Distinguished Graduate Teaching Award
Associate Professor of Education and Special Education
World traveler/High achiever/Adventurer
Marcel Lebrun is the first to admit he has way too much energy. Fortunately, none of it goes to waste.
Lebrun arrived at PSU in 2002 with a résumé that included two bachelor’s degrees, a master’s degree, a doctorate, 23 years of classroom teaching, and a decade of counseling experience. In the years since, he has developed three new certificate programs in the College of Graduate Studies—in positive behavior interventions and supports, learning disabilities, and emotional behavior disorders—as well as a fifth-year master’s program in special education. Then there’s his prolific research, which focuses on the link between adolescent depression and violence and has yielded three books, with two others slated for publication in late 2008 and in 2009. As if this weren’t enough, he also teaches a full course load each semester.
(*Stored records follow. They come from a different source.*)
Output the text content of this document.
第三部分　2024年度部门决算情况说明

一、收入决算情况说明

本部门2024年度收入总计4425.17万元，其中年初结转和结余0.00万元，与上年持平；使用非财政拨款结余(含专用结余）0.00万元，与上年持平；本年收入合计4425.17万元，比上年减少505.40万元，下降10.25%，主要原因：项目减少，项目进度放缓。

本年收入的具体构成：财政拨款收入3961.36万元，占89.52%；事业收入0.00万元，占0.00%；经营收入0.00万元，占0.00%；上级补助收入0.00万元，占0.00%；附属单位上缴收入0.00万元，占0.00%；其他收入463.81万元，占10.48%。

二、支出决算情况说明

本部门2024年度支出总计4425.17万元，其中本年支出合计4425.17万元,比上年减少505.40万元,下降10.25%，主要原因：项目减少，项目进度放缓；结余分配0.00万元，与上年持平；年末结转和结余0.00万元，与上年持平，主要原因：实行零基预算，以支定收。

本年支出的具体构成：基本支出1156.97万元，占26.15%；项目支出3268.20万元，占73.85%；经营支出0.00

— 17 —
It’s a demanding schedule, but you won’t hear Lebrun complain. “I love what I do,” he says. And while some may see his chosen field of research as depressing or discouraging, Lebrun accentuates the positive.“I approach my research as problem solving,” he says. “I think, ‘How can I create assessment tools so parents and teachers can recognize the warning signs and address them before the student resorts to violence?’”
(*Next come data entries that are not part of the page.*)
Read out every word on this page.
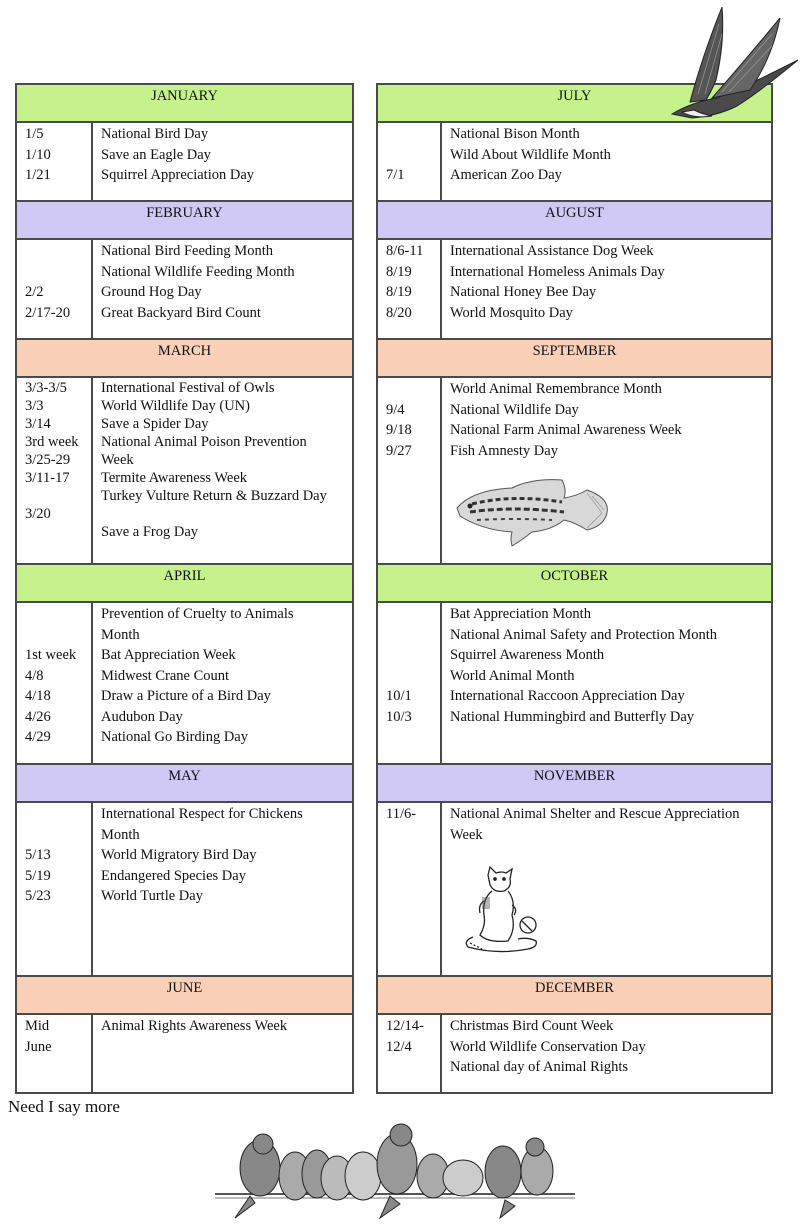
JANUARY
1/5
1/10
1/21
National Bird Day
Save an Eagle Day
Squirrel Appreciation Day
FEBRUARY
2/2
2/17-20
National Bird Feeding Month
National Wildlife Feeding Month
Ground Hog Day
Great Backyard Bird Count
MARCH
3/3-3/5
3/3
3/14
3rd week
3/25-29
3/11-17
3/20
International Festival of Owls
World Wildlife Day (UN)
Save a Spider Day
National Animal Poison Prevention
Week
Termite Awareness Week
Turkey Vulture Return & Buzzard Day
Save a Frog Day
APRIL
1st week
4/8
4/18
4/26
4/29
Prevention of Cruelty to Animals
Month
Bat Appreciation Week
Midwest Crane Count
Draw a Picture of a Bird Day
Audubon Day
National Go Birding Day
MAY
5/13
5/19
5/23
International Respect for Chickens
Month
World Migratory Bird Day
Endangered Species Day
World Turtle Day
JUNE
Mid
June
Animal Rights Awareness Week
JULY
7/1
National Bison Month
Wild About Wildlife Month
American Zoo Day
AUGUST
8/6-11
8/19
8/19
8/20
International Assistance Dog Week
International Homeless Animals Day
National Honey Bee Day
World Mosquito Day
SEPTEMBER
9/4
9/18
9/27
World Animal Remembrance Month
National Wildlife Day
National Farm Animal Awareness Week
Fish Amnesty Day
OCTOBER
10/1
10/3
Bat Appreciation Month
National Animal Safety and Protection Month
Squirrel Awareness Month
World Animal Month
International Raccoon Appreciation Day
National Hummingbird and Butterfly Day
NOVEMBER
11/6- National Animal Shelter and Rescue Appreciation
Week
DECEMBER
12/14-
12/4
Christmas Bird Count Week
World Wildlife Conservation Day
National day of Animal Rights
Need I say more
Lebrun’s boundless energy and passion for his work are evident in his teaching. In the classroom, he notes, “I get to perform and inspire.” Whether it’s through his storytelling—drawn from his own wealth of experience teaching throughout the world—or role-playing exercises, Lebrun strives to prepare his students for the real world. For one student in particular, Lebrun’s lessons may have saved a life.“One of my former students was confronted by a kid with a gun during the first week of school,” he explains. “He knew what to do because we had practiced how to deal with kids who have weapons or who are physically aggressive. He had a set of skills and knowledge because of what we had done. That’s pretty powerful.”
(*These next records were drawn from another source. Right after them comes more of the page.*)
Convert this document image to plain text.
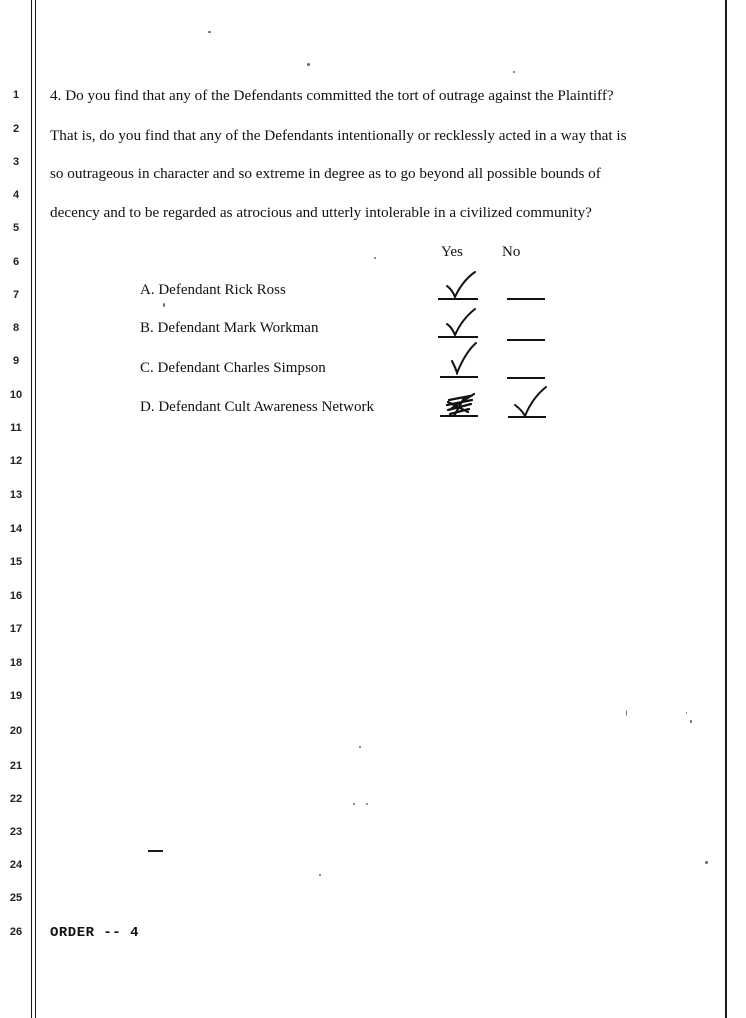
1
2
3
4
5
6
7
8
9
10
11
12
13
14
15
16
17
18
19
20
21
22
23
24
25
26
4. Do you find that any of the Defendants committed the tort of outrage against the Plaintiff?
That is, do you find that any of the Defendants intentionally or recklessly acted in a way that is
so outrageous in character and so extreme in degree as to go beyond all possible bounds of
decency and to be regarded as atrocious and utterly intolerable in a civilized community?
Yes	No
A. Defendant Rick Ross
B. Defendant Mark Workman
C. Defendant Charles Simpson
D. Defendant Cult Awareness Network
ORDER -- 4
For Lebrun, teaching skills and sharing knowledge is only part of what he enjoys about his job.“I love the fact that I know all of my students,” he says. Lebrun credits the small size of PSU for this.“They drop by [my office], we’ll chat after class, we’ll go for coffee … When I taught at the University of Manitoba, there were 28,000 students. I didn’t have the same kind of relationship with my students there as I do at Plymouth.”
Perhaps the greatest reward of teaching for Lebrun is the fact that he is able to help his students launch their own fulfilling careers in education. “I’ve had great opportunities, and as a teacher, I get to pay it forward to a lot of people,” he says. “And that’s incredibly gratifying.”